La spinta del manifatturiero
Per Xi Jinping si tratta quindi di un elemento negoziale importante, soprattutto considerando che sul tavolo ci sarà anche il rinnovo della tregua commerciale siglata lo scorso ottobre a Busan, in Corea del Sud. Secondo gli analisti, la ripresa dell’export conferma la forza del manifatturiero cinese ad alto valore aggiunto, in particolare nei settori dell’elettronica e dei macchinari industriali. Anche le importazioni hanno registrato una crescita superiore alle attese: ad aprile sono aumentate del 25,3% rispetto all’anno precedente, oltre il 20% previsto da Bloomberg, pur rallentando leggermente rispetto al +27,8% di marzo.
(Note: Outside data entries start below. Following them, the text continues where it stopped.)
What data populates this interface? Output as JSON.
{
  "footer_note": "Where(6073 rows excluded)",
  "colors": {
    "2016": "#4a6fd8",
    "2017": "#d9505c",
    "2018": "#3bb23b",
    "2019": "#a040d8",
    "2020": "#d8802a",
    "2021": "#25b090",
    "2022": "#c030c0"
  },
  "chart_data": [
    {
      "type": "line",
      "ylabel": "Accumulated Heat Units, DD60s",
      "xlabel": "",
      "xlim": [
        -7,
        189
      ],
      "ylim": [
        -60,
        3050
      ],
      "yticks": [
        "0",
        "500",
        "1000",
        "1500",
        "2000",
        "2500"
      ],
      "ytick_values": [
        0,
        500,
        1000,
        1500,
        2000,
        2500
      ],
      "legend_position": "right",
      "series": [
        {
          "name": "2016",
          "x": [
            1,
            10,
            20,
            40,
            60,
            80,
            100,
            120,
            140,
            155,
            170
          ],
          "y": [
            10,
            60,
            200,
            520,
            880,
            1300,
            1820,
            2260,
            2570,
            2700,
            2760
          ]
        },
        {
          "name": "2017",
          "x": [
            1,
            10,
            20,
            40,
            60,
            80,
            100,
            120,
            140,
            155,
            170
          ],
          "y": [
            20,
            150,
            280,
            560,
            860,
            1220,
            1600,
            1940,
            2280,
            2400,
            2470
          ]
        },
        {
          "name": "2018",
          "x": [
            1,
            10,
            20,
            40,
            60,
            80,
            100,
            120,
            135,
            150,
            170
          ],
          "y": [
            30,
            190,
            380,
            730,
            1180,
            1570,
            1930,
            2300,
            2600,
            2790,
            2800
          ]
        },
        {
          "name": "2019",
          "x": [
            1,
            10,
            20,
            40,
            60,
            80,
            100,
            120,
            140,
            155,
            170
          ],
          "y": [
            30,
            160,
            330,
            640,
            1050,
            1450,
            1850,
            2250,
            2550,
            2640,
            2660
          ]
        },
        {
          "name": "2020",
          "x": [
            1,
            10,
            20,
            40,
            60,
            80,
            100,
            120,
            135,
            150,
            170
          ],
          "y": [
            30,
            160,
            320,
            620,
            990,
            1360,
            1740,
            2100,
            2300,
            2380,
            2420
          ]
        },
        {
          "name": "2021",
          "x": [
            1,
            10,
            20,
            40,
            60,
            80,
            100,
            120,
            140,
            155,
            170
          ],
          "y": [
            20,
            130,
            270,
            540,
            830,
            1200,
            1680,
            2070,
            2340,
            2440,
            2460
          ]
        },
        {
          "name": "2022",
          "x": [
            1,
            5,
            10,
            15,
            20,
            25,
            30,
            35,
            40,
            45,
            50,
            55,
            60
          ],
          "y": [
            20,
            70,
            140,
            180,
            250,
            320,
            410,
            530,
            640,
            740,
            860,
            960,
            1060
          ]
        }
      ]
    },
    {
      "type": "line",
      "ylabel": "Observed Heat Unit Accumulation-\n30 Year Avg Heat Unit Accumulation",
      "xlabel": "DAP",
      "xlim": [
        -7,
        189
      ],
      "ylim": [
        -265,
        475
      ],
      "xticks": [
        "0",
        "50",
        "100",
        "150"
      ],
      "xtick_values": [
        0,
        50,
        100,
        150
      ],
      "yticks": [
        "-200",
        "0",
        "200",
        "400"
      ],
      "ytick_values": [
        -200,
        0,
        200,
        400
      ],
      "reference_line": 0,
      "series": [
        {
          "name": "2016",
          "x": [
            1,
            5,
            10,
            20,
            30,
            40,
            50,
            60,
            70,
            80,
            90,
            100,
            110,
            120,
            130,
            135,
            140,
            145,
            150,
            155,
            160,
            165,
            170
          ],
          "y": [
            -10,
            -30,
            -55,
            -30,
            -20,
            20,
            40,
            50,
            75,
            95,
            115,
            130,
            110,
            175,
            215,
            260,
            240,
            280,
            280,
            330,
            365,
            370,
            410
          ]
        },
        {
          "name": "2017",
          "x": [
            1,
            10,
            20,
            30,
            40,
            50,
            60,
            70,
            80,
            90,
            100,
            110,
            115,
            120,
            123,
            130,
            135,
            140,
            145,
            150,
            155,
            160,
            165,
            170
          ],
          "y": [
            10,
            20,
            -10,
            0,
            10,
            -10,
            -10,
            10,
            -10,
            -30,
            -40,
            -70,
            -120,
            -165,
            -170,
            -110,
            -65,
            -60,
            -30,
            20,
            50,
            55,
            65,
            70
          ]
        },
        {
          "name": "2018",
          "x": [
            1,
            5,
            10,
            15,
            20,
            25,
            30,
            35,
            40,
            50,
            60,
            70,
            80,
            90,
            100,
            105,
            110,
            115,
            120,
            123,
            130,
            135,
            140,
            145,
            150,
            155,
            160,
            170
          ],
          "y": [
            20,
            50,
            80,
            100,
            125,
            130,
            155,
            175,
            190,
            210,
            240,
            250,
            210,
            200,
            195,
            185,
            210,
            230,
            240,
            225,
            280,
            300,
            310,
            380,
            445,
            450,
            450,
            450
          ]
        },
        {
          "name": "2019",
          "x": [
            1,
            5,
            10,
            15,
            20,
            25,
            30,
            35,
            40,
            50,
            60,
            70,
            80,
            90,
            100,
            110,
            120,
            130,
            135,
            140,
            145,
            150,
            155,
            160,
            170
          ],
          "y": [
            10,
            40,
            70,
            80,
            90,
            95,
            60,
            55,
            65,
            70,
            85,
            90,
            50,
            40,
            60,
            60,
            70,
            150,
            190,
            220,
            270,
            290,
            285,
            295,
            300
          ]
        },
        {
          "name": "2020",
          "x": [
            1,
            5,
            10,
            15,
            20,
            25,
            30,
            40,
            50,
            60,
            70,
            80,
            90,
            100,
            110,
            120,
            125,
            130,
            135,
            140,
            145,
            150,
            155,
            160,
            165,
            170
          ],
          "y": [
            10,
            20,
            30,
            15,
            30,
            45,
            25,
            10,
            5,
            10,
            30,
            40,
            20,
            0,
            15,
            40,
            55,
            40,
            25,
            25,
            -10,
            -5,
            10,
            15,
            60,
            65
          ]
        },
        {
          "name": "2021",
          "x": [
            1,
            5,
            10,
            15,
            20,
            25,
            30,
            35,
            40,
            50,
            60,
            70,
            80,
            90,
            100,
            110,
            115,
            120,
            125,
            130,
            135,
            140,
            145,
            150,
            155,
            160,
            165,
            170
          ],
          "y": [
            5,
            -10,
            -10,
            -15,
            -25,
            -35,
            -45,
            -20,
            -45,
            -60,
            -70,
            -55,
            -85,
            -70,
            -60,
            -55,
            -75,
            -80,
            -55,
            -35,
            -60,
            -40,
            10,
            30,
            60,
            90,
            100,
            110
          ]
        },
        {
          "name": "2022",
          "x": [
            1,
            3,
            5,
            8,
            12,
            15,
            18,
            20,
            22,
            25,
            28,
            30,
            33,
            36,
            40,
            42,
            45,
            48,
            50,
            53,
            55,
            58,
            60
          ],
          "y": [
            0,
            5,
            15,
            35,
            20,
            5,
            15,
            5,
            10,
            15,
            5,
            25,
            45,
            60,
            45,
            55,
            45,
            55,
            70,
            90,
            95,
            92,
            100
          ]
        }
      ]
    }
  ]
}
Un andamento che riflette sia l’aumento dei prezzi delle materie prime sia un parziale miglioramento della domanda interna, tradizionalmente uno dei punti deboli dell’economia cinese, ancora frenata dalla crisi immobiliare e dalla debolezza dei consumi.
La domanda domestica
Pechino può quindi guardare con soddisfazione ai dati commerciali, ma senza eccessivo ottimismo. Negli ultimi anni la Cina è diventata sempre più dipendente dall’export per compensare la fragilità della domanda domestica. In questo quadro assume rilievo anche l’avanzo commerciale, salito ad aprile a 84,8 miliardi di dollari contro i 51,1 miliardi di marzo, pur restando sotto i 92,3 miliardi stimati dagli economisti. Numeri che continuano a preoccupare molti partner commerciali della Cina, allarmati dall’eccesso di capacità produttiva e dal forte sostegno pubblico garantito da Pechino a settori strategici come microchip, robotica e manifattura avanzata. Secondo diversi osservatori, il mercato globale potrebbe avere difficoltà ad assorbire una produzione così elevata.
Le tensioni sulle catene di fornitura
E nonostante la solidità mostrata ad aprile e le scorte strategiche accumulate nei mesi scorsi, la Cina non è rimasta immune dalle conseguenze della guerra tra Stati Uniti e Iran. Come sottolinea il Financial Times, l’aumento dei costi delle importazioni dimostra che anche Pechino sta subendo le tensioni sulle catene di approvvigionamento energetico. Le industrie cinesi dipendenti dalle materie prime petrolchimiche che transitano attraverso lo Stretto di Hormuz stanno infatti affrontando carenze nelle forniture e forti rincari dei prezzi.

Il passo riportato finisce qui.